According to the National Institute of Mental Health, only 36 percent of adults with mental disorders are receiving treatment during a 12-month period. Haas said some of the difficulty with addressing mental illness is the refusal of treatment.

"Again, if the person is an adult, there is no real easy way to get them treatment if they are not wanting treatment and that becomes a problem also," Haas said. "There are times when people can be proven to be a danger to themselves or others, they can be placed in the hospital for the short term and sometimes they can be may be stabilized on medication there or whatever. But the need for a followup would have to be there once they came out of the hospital to make sure they get ongoing treatment."

Another obstacle comes with the stigma attached with seeking treatment for mental illness. It’s something Haas says needs to change.

"I think a lot more needs to be done as far as becoming more open to help people avoid the stigma they feel anytime they might seek out treatment in mental health. The stigma is still very much there. And that’s what worries me so much when something like this (Newtown shooting) happens," Haas said. "I don’t know all the details around this case of the young man who killed the children, but once a person is labeled mentally ill, immediately people think, ‘Oh these mentally ill people are all dangerous.’"

Haas said the misconception of those suffering from mental illness as dangerous is off-base.

"For the most part, mentally ill people aren’t dangerous. I go out and do presentations and I talk about the fact that the mentally ill, for the most part, are no more dangerous than the rest of society," Haas said. "There are some cases where people become psychotic, and may hear voices and things like that, but for the most part mentally ill people are more likely to be the victim than the perpetrator."

Fortunately for those residents in need of help, Shawnee Mental Health has an open door policy.

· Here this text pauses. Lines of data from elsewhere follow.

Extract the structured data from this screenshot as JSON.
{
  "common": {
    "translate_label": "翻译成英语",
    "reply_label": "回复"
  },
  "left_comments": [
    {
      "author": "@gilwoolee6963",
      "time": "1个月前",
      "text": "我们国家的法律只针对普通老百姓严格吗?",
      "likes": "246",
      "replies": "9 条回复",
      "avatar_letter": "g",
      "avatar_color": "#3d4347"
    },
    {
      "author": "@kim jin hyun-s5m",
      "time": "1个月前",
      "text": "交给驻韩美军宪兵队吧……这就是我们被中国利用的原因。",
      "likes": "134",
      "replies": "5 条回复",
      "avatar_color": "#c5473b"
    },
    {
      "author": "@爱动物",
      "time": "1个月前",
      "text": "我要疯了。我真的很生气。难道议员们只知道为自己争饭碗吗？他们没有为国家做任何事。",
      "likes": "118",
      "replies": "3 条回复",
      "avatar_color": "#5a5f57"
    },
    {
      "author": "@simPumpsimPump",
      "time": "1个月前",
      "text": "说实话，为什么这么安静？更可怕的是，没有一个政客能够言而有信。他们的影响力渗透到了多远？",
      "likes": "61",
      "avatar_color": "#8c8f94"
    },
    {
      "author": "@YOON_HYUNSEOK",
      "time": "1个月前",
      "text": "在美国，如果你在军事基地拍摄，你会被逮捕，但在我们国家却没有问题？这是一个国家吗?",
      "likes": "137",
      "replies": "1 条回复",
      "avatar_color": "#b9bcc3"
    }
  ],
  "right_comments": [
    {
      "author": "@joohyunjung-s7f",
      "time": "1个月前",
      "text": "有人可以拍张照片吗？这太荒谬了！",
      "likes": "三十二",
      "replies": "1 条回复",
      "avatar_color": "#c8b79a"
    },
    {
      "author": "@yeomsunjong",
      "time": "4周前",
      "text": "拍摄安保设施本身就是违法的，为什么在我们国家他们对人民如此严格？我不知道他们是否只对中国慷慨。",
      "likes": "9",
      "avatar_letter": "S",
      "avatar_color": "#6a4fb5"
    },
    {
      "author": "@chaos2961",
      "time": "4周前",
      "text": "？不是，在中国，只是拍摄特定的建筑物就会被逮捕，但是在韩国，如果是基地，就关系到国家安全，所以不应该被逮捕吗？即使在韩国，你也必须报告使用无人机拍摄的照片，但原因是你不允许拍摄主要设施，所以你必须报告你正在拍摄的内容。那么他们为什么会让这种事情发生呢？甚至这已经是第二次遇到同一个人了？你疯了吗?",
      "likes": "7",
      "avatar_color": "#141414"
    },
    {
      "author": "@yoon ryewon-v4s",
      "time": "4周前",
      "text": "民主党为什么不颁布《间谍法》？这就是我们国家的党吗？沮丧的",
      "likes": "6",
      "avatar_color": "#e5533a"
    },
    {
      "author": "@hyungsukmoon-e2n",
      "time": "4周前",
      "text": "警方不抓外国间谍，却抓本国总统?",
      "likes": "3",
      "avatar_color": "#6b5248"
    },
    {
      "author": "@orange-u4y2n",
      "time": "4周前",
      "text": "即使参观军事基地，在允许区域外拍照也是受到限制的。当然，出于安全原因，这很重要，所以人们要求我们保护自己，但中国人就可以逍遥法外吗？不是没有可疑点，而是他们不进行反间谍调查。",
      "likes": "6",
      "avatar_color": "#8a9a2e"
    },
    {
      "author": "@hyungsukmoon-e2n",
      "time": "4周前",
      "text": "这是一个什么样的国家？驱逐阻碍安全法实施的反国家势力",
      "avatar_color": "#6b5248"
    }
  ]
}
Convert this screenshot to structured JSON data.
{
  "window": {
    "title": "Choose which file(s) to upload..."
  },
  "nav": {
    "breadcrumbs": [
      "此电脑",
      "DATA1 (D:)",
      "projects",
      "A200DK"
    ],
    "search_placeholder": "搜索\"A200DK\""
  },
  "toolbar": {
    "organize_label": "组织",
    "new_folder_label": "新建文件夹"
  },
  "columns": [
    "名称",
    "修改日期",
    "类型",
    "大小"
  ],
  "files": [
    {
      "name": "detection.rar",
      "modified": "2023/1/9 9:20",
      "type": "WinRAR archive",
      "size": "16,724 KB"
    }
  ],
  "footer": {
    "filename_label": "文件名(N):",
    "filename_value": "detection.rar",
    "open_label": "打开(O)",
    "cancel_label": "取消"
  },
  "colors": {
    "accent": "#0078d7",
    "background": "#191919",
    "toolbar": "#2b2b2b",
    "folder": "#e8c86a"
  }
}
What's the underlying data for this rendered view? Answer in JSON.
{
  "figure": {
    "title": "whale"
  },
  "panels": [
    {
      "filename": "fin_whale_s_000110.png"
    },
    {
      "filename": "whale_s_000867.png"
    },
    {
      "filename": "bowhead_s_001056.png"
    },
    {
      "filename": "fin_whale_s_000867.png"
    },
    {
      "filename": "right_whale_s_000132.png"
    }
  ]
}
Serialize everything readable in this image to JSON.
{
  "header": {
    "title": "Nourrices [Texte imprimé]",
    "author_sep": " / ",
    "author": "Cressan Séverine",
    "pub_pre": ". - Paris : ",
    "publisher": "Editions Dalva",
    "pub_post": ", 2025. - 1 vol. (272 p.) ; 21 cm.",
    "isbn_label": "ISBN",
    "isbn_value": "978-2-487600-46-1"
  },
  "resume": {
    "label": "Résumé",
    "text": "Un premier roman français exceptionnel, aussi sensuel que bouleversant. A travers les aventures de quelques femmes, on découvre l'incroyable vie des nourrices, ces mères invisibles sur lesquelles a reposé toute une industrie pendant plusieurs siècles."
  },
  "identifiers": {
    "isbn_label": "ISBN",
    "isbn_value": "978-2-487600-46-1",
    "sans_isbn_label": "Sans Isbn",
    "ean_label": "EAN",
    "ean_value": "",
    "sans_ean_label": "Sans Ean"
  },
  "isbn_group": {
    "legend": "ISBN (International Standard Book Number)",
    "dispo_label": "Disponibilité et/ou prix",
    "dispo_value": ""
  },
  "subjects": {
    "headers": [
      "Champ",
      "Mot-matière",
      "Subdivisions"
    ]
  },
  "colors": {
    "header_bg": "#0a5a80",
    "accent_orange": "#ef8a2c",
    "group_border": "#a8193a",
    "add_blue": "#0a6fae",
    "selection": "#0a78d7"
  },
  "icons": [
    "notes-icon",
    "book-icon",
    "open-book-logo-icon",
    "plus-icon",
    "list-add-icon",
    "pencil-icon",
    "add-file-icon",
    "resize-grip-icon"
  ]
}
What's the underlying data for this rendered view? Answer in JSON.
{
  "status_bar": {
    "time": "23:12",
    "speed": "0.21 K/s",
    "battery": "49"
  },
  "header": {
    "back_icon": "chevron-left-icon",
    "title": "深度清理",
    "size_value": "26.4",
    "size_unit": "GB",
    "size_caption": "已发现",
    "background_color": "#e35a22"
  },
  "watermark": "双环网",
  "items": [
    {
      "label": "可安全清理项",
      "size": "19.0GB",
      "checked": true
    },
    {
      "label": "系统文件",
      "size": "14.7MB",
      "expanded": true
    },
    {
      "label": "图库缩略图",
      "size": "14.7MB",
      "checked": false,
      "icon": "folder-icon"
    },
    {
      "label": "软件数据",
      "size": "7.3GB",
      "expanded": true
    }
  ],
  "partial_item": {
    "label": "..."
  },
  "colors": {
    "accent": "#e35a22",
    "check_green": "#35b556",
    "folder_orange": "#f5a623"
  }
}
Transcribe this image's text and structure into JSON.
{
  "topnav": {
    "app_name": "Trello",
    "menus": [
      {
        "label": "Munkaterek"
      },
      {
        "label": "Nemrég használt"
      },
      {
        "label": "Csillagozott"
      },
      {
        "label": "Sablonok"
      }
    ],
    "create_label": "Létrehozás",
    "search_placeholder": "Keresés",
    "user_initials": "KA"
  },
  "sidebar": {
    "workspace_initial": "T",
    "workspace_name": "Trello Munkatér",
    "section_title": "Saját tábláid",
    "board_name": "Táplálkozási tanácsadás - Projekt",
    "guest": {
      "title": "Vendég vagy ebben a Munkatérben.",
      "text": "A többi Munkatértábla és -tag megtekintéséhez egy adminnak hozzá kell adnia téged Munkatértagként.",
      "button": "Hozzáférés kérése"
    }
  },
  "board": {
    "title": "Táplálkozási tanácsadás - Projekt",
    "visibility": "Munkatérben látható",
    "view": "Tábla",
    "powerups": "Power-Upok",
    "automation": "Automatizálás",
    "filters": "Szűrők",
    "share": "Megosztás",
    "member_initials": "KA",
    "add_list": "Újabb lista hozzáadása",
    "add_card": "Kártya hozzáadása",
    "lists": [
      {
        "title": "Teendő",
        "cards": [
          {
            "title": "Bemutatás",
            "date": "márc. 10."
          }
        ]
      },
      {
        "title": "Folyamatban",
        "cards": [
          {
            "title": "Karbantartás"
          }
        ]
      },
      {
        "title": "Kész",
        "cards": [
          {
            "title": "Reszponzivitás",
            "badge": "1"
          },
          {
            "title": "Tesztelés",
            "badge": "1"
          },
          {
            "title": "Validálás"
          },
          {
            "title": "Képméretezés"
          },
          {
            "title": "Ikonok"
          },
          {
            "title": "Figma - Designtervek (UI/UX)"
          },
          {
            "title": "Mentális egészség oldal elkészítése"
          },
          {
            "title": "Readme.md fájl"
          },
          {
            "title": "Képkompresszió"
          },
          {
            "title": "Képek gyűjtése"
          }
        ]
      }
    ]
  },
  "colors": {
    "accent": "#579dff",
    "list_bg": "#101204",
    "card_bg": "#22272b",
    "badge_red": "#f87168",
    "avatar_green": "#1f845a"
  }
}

"We don’t turn down anyone who approaches us for services. You can walk in if you are feeling like there is an emergency you need to talk to someone about and they will be seen, regardless of pay," Haas said. "If people walk into the door with an emergency, we will address the issue. I think that’s the most reassuring thing, that you can come in and say you have a problem, we are not going to say, ‘no, you can’t come here.’ We would address any kind of problem that comes in our door."

With the backdrop of the shooting, Haas said the perception of mental illness being dangerous is one driven by emotion and predicting the sort of violence that took place is extremely difficult.

"In this case it is hard to really address that because people are so emotionally reactive to this and they should be. It’s a horrible thing, it really is," Haas said.

Broad questions of what needs to be changed in the wake of the tragedy have been asked. In the mental health field, Haas sees problems that go beyond eliminating the stigma attached with mental illness.

"We have always had a situation where we have struggled for funding for the services that are needed for the people that are in need of income to pay for the services. There are governmental programs however, that do help in those kind of situations," he said. "Research is an ongoing need, I think. Even though this field has been here for a long, long time there is still a lot of undiscovereds out there. Things that need to be treated in a better, more effective way, speaking in generalities."